- Onun için şahidin sözü, göz yerine geçer. Çünkü o, garezsiz olarak sırrı görmüştür. 2870
- گفت شاهد زان به جای دیده است ** کو بدیدهی بیغرض سر دیده است
- Dâvacı da görmüştür ama garezle görmüştür. Garez, gönül gözüne perdedir.
- مدعی دیدهست اما با غرض ** پرده باشد دیدهی دل را غرض
- Tanrı diler ki sen zahit olasın; garezi bırakasın da tanık kesilesin.
- حق همیخواهد که تو زاهد شوی ** تا غرض بگذاری و شاهد شوی
- Bu garezler göze perdedir. Göze perde indi mi insan,
- کین غرضها پردهی دیده بود ** بر نظر چون پرده پیچیده بود
- yukarı aşağı, bunca şeyi, göremez, “Sevdiğin şeyler seni kör ve sağır eder.”
- پس نبیند جمله را با طم و رم ** حبک الاشیاء یعمی و یصم
- Fakat bir adamın gönlüne güneşin nuru vurdu mu onca yıldızın bir kadri, kıymeti kalmaz artık. 2875
- در دلش خورشید چون نوری نشاند ** پیشش اختر را مقادیری نماند
- Sırları perdesiz olarak görür. Müminle kâfirlerin ruhlarının ne makamlarda bulunduğunu seyreder.

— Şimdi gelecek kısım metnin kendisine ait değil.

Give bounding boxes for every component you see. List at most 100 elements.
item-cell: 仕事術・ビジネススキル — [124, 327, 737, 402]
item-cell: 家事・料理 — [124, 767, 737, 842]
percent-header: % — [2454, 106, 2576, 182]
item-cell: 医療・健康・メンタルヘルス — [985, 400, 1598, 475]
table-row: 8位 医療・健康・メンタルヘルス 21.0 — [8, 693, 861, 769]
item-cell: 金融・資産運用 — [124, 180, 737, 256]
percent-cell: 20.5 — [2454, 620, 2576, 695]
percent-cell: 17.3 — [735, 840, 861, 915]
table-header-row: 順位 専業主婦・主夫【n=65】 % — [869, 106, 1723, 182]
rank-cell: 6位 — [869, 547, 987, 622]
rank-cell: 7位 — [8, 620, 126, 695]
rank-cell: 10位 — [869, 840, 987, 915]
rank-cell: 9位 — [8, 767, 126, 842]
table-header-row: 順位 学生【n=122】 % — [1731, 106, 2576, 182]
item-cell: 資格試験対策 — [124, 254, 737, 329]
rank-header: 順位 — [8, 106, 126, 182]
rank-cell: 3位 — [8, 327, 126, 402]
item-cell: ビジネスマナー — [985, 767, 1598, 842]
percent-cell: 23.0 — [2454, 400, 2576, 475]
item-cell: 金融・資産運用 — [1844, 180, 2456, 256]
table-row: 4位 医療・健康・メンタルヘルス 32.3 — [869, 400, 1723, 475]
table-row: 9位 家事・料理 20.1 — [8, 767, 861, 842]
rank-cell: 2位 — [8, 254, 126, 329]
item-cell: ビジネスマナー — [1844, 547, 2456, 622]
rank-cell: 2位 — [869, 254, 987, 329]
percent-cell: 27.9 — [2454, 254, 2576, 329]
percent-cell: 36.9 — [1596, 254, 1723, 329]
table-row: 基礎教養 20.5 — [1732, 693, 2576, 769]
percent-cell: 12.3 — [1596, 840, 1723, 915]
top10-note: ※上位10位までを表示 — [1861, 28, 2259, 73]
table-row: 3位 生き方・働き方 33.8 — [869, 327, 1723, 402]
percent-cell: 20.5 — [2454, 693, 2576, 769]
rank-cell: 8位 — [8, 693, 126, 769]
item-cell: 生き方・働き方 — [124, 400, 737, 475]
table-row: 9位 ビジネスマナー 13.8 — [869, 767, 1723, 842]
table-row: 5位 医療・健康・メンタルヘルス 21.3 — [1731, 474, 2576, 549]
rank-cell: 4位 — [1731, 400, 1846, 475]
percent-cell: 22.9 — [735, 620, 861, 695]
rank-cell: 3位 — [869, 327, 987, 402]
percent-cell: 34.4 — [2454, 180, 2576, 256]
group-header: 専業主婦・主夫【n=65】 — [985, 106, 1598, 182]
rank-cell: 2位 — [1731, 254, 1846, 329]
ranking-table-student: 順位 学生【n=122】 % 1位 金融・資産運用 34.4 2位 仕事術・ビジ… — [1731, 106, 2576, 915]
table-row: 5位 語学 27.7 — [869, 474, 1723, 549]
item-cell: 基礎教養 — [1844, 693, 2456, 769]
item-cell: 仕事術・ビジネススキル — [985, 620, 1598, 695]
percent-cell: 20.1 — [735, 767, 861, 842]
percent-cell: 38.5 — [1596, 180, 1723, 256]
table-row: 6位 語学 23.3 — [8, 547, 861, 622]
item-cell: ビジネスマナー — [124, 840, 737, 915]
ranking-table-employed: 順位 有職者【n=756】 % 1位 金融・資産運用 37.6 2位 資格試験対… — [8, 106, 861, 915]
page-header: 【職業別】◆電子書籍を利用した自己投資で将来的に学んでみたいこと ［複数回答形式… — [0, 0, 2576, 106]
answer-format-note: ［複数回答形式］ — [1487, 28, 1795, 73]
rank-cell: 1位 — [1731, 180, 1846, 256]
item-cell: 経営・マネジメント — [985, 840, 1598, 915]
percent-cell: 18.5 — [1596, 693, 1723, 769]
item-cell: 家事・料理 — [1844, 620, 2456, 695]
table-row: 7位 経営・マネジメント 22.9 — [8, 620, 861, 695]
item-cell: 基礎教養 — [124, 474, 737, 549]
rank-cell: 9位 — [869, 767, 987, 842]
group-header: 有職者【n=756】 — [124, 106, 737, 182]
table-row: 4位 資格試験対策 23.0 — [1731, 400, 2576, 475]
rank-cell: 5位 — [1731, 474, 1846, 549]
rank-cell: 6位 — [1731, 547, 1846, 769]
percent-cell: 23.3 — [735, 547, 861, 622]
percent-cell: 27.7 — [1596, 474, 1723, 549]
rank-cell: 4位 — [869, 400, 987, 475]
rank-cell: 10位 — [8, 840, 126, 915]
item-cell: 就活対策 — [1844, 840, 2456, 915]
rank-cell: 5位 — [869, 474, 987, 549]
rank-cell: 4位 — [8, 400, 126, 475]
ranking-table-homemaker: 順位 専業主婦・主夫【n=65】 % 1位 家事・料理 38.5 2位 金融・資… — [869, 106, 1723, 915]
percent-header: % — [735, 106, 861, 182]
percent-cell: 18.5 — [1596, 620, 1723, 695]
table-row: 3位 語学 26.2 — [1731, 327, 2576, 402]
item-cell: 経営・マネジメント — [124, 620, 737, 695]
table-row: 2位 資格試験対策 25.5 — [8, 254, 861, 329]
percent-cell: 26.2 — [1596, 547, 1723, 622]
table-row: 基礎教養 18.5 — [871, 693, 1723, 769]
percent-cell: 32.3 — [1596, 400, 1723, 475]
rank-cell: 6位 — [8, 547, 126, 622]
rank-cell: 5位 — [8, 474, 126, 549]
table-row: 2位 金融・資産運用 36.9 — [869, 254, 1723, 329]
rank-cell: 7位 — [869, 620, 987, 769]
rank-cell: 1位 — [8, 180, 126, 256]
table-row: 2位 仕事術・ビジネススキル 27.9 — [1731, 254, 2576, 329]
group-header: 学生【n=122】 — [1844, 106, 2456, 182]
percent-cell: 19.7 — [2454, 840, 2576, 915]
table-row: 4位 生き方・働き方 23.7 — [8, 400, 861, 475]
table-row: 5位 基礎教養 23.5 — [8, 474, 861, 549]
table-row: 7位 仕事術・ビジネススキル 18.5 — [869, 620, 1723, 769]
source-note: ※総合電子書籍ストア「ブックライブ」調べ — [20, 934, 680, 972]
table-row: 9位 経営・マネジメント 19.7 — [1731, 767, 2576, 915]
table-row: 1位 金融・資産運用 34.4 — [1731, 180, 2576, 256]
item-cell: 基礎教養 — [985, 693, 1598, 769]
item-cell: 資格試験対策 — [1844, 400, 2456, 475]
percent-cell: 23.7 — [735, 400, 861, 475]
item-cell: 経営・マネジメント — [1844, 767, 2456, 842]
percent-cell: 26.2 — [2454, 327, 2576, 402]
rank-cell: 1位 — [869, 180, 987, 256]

- پس بدید او بیحجاب اسرار را ** سیر روح مومن و کفار را
- Tanrı’nın, yeryüzünde de, yüce gökte de insan ruhundan daha gizli bir şeyi yoktur.
- در زمین حق را و در چرخ سمی ** نیست پنهانتر ز روح آدمی
- Hak, kuru, yaş; her şeyi bildirdi de ruhu “O benim işimdendir” diye mühürledi, gizledi.
- باز کرد از رطب و یابس حق نورد ** روح را من امر ربی مهر کرد
- Yüce kişinin gözü, ruhu gördü mü artık ona hiçbir gizli şey kalmaz.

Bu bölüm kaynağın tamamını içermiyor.